PmpD is a target of neutralizing Ab. The neutralizing activity of anti-PmpD was assayed against C. trachomatis serovars A, Ba, C, D, E, F, G, K, L2, and C. muridarum (MoPn). Results are expressed as the reciprocal of the serum dilution resulting in 50% reduction in IFU (50% endpoints) in HaK cells. The experiment was repeated twice in triplicate; representative data from a single experiment are depicted. Anti-PmpD neutralized C. trachomatis serovars but failed to neutralize the infectivity of C. muridarum (MoPn).

Fig. 5.

Ab to MOMP and LPS inhibit anti-PmpD-mediated neutralization of chlamydial infectivity.
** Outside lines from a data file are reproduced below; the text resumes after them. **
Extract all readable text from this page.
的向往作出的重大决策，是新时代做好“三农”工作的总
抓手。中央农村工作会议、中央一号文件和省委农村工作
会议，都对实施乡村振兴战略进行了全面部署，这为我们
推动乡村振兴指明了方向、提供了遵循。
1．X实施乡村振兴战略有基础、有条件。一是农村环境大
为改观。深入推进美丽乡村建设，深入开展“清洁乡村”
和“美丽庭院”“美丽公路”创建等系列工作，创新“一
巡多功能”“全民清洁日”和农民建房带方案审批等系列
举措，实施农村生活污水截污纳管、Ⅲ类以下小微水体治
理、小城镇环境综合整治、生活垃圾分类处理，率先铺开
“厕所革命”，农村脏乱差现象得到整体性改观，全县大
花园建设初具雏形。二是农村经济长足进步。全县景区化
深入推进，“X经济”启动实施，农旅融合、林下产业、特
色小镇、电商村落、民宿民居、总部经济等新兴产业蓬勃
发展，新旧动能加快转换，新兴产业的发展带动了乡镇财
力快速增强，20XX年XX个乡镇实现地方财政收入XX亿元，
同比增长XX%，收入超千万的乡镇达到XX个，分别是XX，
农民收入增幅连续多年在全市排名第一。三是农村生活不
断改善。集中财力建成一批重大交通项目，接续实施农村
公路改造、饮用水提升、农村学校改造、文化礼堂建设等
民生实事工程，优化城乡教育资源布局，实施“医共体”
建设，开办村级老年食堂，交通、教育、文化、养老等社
D EB were incubated with different primary and secondary Ab, then plated onto HaK monolayers and assayed for IFU to determine percent neutralization. Both anti-PmpD and mAb to MOMP were neutralizing, whereas mAb to LPS was not neutralizing. Preincubation with mAb to LPS or MOMP significantly blocked the ability of anti-PmpD to neutralize infectivity when compared to anti-PmpD alone (∗, P < 0.05 by using two-tailed unpaired t test). Preincubation with anti-PmpD negated the blocking effect of mAb to LPS or MOMP.

Fig. 6.

Gene arrangement of the pmp gene family in the C. trachomatis and C. pneumoniae genomes. The sequenced C. trachomatis genomes are ≈1.04 Mb, whereas the C. pneumoniae genomes are ≈1.23 Mb in size. The gene families are identified via differing colors, as originally assigned by Grimwood and Stephens (40). pmpA, yellow; pmpB/C, green; pmpD, red; pmpE/F, orange; pmpG, blue; pmpH, purple; pmpI, black. The chromosomal distance between each pmp gene/gene cluster is indicated in kilobases (kb).